Stanhopes were generally made for promotional purposes.  They might include pictures from a town to encourage tourism or as a souvenir of a visit.  The picture might feature a particular building, a company, or an event like the World's Fair for similar reasons.  Portraits of famous people like kings and queens were also popular, and there were a few more titillating pictures as well. The pictures and viewers were inserted in a wide variety of useful and not so useful items, such as button hooks, canes, pins, pendants, bookmarks, letter openers, and rosaries.

The one at the top belongs to Marissa.  It's a bone or ivory propelling pencil, about 3 1/4 inches long.  The viewer in the end shows the history of the Isle of Wight with about six tiny images.  More than one image wasn't uncommon.  Dagron made history by creating one that held the portraits of 450 people!

Stanhopes are still being developed today, although with a slightly different technology.  My apologies for not having more pictures, but all the ones I found were copyrighted.  Instead, I'll give you places where you can learn more.  Here's one site that will create one for you.  You can also find a wide variety on eBay.  For more information, you might try this site by expert Jean Scott (no relation).

Maybe I should be reaching for one of Marissa's spectacles to get a better view.

Tuesday, October 1, 2013

Making a Further Spectacle of Yourself

Some time ago I discussed what the nearsighted young ladies of the 19th century did to avoid walking into walls and other people (though walking into a handsome young earl wouldn’t have been such a bad thing!). Since then, I’ve gotten my hands on an example of a few of them, and thought it would fun to take a closer look at quizzing glasses and lorgnettes.

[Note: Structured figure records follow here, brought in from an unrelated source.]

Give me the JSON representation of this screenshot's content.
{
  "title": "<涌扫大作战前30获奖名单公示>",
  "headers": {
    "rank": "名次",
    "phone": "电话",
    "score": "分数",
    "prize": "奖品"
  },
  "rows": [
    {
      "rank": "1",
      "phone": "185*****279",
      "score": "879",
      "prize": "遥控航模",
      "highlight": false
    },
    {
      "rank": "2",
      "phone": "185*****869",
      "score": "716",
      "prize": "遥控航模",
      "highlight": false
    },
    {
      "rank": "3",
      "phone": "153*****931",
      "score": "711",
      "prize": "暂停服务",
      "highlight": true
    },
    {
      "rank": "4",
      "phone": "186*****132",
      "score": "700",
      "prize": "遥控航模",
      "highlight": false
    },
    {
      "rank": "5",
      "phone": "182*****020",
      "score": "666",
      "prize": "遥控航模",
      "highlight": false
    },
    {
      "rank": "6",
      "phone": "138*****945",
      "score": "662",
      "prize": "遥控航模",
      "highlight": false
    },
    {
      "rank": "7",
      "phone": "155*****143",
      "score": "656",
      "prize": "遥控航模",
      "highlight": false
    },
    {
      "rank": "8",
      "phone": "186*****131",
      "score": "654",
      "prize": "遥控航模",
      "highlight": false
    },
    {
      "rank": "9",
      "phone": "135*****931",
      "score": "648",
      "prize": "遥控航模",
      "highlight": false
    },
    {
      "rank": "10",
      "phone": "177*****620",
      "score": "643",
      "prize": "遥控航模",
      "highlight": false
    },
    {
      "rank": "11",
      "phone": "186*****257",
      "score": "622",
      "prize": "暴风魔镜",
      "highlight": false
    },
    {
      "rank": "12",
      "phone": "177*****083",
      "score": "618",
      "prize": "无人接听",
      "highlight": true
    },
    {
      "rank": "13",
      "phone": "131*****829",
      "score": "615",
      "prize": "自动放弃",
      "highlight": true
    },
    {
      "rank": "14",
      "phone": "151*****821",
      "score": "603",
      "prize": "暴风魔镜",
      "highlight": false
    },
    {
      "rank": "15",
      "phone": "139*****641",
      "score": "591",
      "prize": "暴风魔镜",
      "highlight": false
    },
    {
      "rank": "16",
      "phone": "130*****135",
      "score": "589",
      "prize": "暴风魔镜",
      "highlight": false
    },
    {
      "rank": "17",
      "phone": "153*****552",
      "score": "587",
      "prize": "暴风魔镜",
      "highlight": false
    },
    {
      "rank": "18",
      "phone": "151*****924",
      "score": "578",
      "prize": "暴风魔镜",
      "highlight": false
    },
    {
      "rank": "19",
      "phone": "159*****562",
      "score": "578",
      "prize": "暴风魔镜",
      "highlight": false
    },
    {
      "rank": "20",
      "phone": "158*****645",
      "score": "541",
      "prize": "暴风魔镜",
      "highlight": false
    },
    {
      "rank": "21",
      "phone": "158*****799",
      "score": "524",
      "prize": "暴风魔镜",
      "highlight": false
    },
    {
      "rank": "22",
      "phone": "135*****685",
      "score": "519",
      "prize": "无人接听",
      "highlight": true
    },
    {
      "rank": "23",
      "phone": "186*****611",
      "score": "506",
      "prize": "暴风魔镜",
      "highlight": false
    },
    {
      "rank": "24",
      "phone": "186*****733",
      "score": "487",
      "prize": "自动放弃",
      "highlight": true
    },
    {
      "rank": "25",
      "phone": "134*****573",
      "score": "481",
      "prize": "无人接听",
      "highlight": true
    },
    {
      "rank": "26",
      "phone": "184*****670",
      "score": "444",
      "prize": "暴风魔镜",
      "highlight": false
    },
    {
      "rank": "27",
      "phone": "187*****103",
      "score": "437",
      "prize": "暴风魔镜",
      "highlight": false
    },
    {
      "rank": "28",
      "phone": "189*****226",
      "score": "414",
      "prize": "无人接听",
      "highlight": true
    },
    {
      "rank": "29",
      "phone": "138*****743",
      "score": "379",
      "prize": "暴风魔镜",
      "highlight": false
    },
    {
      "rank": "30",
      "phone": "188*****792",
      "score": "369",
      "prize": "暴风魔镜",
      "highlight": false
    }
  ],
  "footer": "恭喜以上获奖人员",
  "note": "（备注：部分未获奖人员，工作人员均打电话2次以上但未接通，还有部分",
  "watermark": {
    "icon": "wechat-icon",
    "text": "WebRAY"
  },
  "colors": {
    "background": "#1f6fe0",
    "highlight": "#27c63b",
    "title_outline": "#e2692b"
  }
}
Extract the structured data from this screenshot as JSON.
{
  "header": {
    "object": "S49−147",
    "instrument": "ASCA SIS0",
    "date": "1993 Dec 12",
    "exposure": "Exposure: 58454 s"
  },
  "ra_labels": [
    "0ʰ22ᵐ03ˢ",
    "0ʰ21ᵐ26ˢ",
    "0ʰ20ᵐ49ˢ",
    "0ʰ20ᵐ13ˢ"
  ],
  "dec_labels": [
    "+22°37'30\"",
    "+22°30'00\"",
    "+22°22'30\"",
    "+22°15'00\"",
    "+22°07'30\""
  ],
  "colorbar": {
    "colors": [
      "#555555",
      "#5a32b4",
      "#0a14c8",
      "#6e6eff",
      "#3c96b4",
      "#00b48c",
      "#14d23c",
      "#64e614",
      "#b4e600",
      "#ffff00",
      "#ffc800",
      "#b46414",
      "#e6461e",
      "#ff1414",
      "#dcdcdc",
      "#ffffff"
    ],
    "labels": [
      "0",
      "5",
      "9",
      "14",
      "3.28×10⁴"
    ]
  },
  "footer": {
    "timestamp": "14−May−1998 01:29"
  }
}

Remember what quizzing glasses are? Those small lenses worn as a piece of jewelry round the neck for when the wearer wished to have a better look at something (say, a handsome young earl coming into the ballroom)? Well, here you go: This one dates to about 1820 and is made of silver, with decorative scrollwork around its rim and a simple twisted loop handle. It measures a little under three inches long. It came with a small leather holder, which suggests it might have resided in someone’s pocket or reticule for occasional use rather than being worn around the neck on a ribbon or chain. Interestingly, the glass is held in with a screw (you can just see where it fits in, between the small loop and the lens frame) so that it could be changed; the one in there works well as a magnifying glass, so maybe the owner used it for reading.

And then there’s the lorgnette, or specs on a stick. These appear to be a nice sturdy brass, about five and a half inches long with the lenses about an inch and a quarter across. But wait! you’re saying. Where’s the other lens? Well, this is pretty slick. See the small rings around the handle near the small loop at the end of the handle? They’re actually a latch: if you slide them down just a little, a catch releases and voila! The second lens is released and swivels out. This certainly makes it less awkward to wear them on a necklace. There’s some pretty ornamentation on the nose bridge as you can see in the second photo, and like the quizzing glass above, the lenses can be changed.

And just as a side note, I noticed a gent (the one in the green coat, peering at the horses) wearing specs in this 1820 illustration by Cruikshank from Pierce Egan's well-known Life in London, or The Day and Night Scenes of Jerry Hawthorn, Esq. and his Elegant Friend Corinthian Tom in Their Rambles and Sprees through the Metropolis. Tom and Jerry weren't the only ones making a spectacle of themselves at this time!